From their diverse vineyards to your table, Babich wines offer a direct connection to New Zealand, the beautiful country they call home. The love of the craft. Doing things by hand. And caring for the land. They’re all ingredients of Babich's slow, careful process in an ever-changing, always-on world. They wouldn’t have it any other way.
People thought Josip Babich was crazy back in 1912. Planting vines in remote New Zealand, then patiently making wine the difficult way – with vision, thoughtfulness, ingenuity, and true craft. That hard-working spirit is something that still runs deep in their veins today; and they'll keep ‘paying it forward’ for as long as they exist.
Babich will never stop striving to delight wine drinkers and make the everyday extraordinary – so you can taste the care that goes into their wines. From grape, to glass. Every time.
An eclectic region on the east coast of the North Island, Hawkes Bay extends from wide, fertile, coastal plains, inland, to the coast range, whose peaks reach as high as 5,300 feet. While the flatter areas were historically more popular because they are easier to cultivate, their alluvial soils can be too fertile for vines. In the late 20th century, the drive for quality led growers to the hills where soils are free-draining, limestone-rich and more suited to producing high quality wines.
Over the passing of time, the old Ngaruroro River laid down deep, gravelly beds, which were subsequently exposed after a huge flood in the 1860’s. In the 1980s growers identified this stretch, which continues for approximately 800 ha, and named it the Gimblett Gravels. The zone has proven to be ideal for the production of excellent red wines, particularly Cabernet Sauvignon, Merlot and Syrah.
Today the area takes well-earned recognition for its Bordeaux blends and other reds. Expressive of intense stewed red and black berry with gentle herbaceous characters, Gimblett Gravels wines are suggestive of their cool climate origin, and on par with other top-notch Bordeaux blends around the globe.

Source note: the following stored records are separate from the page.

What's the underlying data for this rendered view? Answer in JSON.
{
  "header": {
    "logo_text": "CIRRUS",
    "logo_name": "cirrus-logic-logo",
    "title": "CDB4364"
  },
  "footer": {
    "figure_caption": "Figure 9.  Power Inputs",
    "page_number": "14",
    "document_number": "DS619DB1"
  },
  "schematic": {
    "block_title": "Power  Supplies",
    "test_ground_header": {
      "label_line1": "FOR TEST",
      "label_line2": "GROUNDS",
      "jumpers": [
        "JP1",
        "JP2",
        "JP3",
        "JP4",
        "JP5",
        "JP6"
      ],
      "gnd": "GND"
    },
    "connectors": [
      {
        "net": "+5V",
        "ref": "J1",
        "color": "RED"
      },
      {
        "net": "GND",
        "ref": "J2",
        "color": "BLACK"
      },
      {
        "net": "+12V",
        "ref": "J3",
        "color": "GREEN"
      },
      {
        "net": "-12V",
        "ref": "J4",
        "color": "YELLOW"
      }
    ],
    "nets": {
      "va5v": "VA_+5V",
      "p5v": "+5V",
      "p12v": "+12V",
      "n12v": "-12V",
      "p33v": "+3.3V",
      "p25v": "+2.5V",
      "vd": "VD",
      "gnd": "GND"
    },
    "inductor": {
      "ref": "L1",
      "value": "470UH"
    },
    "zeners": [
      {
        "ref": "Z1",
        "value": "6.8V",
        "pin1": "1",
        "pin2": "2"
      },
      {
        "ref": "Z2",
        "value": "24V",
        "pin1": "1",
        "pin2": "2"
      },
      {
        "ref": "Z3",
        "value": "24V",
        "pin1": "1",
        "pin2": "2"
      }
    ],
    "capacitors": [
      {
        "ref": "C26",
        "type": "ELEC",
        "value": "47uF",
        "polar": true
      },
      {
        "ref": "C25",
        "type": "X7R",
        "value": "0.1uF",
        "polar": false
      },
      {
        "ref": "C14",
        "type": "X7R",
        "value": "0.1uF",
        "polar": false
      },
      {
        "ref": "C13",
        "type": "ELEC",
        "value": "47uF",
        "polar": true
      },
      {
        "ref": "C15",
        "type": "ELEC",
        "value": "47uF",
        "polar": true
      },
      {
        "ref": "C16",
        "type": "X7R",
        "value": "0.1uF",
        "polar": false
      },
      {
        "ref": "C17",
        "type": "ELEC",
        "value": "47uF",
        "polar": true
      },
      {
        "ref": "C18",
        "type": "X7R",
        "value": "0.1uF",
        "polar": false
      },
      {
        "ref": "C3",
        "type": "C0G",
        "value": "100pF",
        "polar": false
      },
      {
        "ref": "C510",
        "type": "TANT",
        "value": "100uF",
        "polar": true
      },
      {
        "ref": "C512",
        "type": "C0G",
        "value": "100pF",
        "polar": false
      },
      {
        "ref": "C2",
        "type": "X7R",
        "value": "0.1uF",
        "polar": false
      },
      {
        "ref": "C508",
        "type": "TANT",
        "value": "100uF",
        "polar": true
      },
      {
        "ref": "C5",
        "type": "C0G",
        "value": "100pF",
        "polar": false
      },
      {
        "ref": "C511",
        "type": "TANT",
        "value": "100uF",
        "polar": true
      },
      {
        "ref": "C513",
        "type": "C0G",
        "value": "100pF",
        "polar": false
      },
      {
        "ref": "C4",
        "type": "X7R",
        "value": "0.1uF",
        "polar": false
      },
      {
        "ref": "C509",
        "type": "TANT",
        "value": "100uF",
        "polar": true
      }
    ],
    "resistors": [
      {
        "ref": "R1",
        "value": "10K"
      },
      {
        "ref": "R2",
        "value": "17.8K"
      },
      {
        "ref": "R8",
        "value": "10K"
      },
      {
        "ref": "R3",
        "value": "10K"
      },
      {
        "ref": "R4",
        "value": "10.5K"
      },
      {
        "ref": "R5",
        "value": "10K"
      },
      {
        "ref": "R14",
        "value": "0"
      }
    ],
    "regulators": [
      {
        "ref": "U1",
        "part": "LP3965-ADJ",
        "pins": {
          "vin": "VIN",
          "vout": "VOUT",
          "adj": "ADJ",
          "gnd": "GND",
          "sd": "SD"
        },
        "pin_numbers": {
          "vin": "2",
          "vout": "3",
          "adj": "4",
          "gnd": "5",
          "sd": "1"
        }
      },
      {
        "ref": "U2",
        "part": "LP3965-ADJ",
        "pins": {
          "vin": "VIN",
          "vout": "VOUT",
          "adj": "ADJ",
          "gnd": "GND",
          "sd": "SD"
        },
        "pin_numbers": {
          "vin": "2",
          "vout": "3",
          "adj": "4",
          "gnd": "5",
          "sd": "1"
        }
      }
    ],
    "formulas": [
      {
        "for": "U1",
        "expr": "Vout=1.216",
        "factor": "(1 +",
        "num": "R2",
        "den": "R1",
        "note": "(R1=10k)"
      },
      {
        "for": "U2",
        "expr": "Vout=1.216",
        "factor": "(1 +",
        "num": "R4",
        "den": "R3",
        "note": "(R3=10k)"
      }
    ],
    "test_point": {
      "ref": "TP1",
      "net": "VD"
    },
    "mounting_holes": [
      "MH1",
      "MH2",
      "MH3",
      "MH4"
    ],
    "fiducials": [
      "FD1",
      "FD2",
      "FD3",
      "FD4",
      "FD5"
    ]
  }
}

One of the most popular and versatile white wine grapes, Chardonnay offers a wide range of flavors and styles depending on where it is grown and how it is made. While it tends to flourish in most environments, Chardonnay from its Burgundian homeland produces some of the most remarkable and longest lived examples. California produces both oaky, buttery styles and leaner, European-inspired wines. Somm Secret—The Burgundian subregion of Chablis, while typically using older oak barrels, produces a bright style similar to the unoaked style. Anyone who doesn't like oaky Chardonnay would likely enjoy Chablis.